A catatonic woman awakened after 20 years. Her story may change psychiatry. (washingtonpost.com)

 

Left: April Burrell at 19 as a bridesmaid in a family wedding in 1992. Right: April in 2022 during a family visit after treatment. (Illustration by Chelsea Conrad/The Washington Post; Family Photo; Tim Sorel)

To read more of Richard Sima's article, please click here.



New research suggests that a subset of patients with psychiatric conditions such as schizophrenia may actually have autoimmune disease that attacks the brain.

The young woman was catatonic, stuck at the nurses’ station — unmoving, unblinking and unknowing of where or who she was.

Her name was April Burrell.

Before she became a patient, April had been an outgoing, straight-A student majoring in accounting at the University of Maryland Eastern Shore. But after a traumatic event when she was 21, April suddenly developed psychosis and became lost in a constant state of visual and auditory hallucinations. The former high school valedictorian could no longer communicate, bathe or take care of herself.

“She was the first person I ever saw as a patient,” said Sander Markx, director of precision psychiatry at Columbia University, who was still a medical student in 2000 when he first encountered April. “She is, to this day, the sickest patient I’ve ever seen.”

It would be nearly two decades before their paths crossed again. But in 2018, another chance encounter led to several medical discoveries reminiscent of a scene from “Awakenings,” the famous book and movie inspired by the awakening of catatonic patients treated by the late neurologist and writer Oliver Sacks.

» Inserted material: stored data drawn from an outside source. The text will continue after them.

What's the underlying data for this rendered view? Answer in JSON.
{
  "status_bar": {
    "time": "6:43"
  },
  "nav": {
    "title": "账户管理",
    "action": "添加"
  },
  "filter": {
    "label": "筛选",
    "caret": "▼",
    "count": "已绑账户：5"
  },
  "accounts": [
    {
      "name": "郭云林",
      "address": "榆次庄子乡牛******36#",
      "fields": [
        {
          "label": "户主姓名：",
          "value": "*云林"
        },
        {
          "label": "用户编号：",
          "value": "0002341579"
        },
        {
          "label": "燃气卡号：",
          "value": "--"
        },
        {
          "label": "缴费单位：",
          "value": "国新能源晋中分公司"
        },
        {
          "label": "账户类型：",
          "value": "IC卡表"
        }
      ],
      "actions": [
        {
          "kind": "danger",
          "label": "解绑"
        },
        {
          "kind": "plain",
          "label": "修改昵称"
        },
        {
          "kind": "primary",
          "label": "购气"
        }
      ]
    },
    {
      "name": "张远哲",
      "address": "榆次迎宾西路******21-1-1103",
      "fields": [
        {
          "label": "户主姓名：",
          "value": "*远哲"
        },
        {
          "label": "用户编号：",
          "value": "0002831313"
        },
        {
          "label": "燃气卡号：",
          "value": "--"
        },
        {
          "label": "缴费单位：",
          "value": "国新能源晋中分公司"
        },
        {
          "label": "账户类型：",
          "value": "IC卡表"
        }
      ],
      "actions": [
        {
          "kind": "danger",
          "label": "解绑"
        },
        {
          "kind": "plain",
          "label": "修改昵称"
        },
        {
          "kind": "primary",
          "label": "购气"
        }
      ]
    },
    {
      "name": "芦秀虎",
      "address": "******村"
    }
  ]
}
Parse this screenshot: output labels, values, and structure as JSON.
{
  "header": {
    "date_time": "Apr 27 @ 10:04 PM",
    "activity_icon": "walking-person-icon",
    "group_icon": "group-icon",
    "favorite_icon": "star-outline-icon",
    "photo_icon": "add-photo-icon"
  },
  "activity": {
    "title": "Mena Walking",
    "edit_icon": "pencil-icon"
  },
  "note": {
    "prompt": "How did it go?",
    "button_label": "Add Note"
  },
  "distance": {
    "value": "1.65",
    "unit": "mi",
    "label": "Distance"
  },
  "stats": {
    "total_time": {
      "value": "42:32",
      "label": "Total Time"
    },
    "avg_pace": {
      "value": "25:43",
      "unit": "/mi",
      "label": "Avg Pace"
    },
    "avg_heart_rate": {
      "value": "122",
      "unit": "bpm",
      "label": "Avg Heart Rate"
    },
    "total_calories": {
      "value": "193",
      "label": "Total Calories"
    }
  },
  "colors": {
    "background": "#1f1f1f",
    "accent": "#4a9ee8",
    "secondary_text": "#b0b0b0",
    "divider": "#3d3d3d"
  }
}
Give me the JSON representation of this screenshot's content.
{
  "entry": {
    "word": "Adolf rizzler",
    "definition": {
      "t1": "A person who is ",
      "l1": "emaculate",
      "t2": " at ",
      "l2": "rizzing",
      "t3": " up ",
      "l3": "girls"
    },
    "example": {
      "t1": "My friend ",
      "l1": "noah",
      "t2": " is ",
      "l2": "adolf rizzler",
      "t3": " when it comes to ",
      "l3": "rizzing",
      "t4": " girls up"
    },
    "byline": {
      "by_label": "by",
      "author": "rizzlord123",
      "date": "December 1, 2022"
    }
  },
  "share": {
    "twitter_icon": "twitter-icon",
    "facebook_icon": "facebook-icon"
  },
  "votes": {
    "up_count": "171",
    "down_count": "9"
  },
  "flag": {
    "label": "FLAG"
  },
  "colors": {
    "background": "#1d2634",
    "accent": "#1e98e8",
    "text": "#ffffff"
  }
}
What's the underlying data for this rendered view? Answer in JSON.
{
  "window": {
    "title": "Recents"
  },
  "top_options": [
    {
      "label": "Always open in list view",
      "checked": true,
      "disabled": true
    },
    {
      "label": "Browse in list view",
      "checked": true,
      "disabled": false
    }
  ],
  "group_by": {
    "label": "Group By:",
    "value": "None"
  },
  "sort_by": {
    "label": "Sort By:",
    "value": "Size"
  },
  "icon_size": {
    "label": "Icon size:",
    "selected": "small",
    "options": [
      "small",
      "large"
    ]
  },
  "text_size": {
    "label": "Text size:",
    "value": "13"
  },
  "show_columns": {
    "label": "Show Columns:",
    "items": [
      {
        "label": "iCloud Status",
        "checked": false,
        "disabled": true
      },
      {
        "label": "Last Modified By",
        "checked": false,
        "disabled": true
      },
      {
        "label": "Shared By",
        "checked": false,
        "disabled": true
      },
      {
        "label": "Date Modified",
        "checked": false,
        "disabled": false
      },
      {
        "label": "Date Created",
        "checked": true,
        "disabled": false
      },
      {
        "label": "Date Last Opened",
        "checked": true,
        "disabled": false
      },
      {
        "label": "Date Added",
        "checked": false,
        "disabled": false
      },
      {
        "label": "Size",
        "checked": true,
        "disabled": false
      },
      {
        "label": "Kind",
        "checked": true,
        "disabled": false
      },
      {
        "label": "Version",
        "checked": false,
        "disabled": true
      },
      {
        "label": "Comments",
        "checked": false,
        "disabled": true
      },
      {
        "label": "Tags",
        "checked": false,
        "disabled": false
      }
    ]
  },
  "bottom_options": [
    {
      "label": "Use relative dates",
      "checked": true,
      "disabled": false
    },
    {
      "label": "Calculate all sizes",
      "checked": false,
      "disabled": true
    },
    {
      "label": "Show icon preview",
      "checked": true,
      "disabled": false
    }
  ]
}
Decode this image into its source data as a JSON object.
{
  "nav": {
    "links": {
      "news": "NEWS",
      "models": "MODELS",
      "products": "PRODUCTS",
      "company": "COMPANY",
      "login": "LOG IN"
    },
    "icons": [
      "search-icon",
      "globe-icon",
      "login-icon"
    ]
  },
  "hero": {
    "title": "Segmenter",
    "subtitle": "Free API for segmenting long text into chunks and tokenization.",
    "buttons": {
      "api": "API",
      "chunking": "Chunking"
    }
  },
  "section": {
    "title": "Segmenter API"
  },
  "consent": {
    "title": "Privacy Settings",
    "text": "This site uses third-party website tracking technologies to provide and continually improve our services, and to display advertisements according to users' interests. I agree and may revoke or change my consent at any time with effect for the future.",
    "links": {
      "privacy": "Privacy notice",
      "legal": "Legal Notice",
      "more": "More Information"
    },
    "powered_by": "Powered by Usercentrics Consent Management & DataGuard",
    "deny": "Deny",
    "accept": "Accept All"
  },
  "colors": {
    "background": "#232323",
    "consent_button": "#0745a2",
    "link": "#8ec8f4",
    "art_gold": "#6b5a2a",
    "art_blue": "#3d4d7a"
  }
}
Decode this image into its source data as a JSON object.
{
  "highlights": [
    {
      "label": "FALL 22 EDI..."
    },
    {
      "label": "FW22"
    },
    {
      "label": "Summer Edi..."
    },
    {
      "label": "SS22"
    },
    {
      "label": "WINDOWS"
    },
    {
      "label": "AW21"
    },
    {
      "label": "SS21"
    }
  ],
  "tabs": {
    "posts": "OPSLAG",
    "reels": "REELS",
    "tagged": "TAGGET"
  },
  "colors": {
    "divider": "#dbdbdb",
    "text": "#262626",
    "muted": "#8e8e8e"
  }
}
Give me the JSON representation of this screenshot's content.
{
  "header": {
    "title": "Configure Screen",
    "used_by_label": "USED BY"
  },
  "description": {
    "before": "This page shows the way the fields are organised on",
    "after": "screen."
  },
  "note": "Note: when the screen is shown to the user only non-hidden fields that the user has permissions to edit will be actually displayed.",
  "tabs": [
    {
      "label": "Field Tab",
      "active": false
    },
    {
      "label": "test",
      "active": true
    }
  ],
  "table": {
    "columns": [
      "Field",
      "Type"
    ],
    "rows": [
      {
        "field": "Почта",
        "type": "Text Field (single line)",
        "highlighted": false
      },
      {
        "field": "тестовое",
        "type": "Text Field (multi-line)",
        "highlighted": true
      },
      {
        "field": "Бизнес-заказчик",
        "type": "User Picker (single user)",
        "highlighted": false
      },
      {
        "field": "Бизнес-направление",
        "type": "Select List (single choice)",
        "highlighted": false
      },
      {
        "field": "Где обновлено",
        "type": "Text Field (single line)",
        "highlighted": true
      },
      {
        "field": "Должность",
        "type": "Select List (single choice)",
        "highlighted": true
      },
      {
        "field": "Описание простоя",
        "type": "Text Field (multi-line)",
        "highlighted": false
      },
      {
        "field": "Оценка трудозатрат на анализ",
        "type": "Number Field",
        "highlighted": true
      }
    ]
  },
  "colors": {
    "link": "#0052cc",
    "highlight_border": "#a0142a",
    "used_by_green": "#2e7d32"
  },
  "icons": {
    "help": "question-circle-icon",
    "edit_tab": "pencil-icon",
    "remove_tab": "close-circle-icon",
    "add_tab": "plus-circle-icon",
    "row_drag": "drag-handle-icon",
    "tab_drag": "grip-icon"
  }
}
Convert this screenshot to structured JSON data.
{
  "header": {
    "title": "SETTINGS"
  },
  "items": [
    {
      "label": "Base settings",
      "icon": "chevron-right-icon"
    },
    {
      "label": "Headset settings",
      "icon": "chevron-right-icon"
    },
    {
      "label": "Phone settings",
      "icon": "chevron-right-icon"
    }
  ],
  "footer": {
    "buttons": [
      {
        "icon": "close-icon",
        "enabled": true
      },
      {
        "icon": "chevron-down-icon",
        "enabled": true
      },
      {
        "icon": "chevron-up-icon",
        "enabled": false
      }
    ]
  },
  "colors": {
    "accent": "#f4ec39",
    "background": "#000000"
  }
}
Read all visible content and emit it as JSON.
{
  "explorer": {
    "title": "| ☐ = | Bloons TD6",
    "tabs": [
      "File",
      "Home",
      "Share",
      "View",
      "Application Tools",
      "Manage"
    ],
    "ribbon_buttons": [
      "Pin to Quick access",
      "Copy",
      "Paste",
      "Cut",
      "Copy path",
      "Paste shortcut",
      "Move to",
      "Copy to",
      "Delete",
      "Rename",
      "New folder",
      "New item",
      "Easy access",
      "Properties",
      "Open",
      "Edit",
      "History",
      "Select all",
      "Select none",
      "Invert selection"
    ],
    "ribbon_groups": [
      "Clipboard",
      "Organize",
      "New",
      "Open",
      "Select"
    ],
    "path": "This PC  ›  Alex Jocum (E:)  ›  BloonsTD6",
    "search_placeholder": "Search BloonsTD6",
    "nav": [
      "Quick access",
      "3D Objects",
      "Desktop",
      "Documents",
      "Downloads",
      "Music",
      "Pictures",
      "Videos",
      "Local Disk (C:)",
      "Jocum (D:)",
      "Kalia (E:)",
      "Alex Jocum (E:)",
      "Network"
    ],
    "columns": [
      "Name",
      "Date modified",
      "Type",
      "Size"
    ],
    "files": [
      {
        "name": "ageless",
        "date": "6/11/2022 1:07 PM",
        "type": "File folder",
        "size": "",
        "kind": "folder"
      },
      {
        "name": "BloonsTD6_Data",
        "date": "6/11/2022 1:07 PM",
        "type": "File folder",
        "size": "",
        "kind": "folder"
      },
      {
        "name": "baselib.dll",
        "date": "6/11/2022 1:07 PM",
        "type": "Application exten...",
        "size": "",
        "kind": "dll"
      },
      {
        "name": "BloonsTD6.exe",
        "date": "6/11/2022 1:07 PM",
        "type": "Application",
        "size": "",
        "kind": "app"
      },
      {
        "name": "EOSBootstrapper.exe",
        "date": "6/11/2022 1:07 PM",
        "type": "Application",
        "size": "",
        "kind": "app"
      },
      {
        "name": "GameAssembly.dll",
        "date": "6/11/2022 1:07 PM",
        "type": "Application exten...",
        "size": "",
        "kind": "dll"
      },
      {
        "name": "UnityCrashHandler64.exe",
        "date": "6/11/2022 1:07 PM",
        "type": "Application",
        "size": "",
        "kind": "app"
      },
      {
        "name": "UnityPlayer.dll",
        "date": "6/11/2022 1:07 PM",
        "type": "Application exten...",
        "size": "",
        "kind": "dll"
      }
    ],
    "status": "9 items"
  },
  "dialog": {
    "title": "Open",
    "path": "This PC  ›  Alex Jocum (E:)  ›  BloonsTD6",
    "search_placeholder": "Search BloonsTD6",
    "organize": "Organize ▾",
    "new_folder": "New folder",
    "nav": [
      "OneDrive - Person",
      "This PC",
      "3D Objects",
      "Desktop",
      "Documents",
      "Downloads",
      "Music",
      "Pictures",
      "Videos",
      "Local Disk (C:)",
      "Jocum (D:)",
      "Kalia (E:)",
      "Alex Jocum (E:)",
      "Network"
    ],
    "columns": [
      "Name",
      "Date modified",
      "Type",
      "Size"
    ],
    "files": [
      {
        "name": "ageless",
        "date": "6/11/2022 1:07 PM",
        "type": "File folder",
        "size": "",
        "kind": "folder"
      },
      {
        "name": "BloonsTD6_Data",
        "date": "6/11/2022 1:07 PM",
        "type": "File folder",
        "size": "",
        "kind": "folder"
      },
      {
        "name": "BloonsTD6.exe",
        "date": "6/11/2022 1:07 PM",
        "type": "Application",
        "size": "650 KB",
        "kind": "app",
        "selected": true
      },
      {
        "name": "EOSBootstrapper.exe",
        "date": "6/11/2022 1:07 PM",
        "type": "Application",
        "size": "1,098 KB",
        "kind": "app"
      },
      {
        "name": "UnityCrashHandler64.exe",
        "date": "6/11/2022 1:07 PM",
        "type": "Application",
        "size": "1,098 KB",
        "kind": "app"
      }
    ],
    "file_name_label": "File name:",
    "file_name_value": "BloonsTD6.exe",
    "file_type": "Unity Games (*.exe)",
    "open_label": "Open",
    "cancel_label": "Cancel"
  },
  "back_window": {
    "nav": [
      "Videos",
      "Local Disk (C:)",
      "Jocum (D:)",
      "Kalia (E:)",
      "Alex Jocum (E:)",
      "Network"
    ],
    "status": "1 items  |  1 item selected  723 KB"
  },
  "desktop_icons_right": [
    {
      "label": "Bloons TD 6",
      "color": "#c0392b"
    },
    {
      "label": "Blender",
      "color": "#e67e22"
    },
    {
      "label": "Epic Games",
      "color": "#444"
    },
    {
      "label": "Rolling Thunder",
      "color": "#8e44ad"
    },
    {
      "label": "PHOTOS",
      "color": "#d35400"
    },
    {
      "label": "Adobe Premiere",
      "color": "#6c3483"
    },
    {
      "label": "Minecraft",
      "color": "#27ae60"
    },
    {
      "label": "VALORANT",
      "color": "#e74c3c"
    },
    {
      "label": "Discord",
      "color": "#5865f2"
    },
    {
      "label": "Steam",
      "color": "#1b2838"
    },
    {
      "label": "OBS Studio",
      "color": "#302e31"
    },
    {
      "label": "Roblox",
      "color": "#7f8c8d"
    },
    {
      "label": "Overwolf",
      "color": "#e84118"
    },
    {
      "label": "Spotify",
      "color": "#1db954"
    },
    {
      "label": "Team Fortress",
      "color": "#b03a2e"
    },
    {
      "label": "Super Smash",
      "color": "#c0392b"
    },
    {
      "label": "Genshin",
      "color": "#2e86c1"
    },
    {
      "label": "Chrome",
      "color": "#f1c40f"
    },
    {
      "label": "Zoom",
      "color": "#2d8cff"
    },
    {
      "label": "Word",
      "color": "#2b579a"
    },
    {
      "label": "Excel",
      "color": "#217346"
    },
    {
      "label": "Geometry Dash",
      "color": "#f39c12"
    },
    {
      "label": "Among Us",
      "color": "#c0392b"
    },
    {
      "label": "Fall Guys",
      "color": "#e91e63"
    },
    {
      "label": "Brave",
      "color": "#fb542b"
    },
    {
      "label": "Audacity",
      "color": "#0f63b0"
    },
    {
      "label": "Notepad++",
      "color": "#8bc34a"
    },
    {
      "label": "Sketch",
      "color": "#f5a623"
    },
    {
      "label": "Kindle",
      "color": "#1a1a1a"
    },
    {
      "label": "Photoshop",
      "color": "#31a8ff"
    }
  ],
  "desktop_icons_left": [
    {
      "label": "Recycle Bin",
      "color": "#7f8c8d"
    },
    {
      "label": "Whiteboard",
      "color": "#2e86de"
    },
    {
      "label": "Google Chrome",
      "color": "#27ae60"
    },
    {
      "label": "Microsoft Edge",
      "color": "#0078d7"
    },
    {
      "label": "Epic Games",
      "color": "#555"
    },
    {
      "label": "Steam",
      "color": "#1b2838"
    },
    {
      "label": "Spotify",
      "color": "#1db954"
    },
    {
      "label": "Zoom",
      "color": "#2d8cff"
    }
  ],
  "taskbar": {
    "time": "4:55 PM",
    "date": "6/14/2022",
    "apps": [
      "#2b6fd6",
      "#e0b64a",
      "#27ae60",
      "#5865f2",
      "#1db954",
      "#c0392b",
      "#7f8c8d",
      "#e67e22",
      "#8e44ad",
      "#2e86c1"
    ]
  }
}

Markx and his colleaguesdiscovered that although April’s illness was clinically indistinguishable from schizophrenia, she also had lupus, an underlying and treatable autoimmune condition that was attacking her brain.

After months of targeted treatments and more than two decades trapped in her mind — April woke up.

Researchers working with the New York state mental health-care system have identified about 200 patients with autoimmune diseases, some institutionalized for years, who may be helped by the discovery.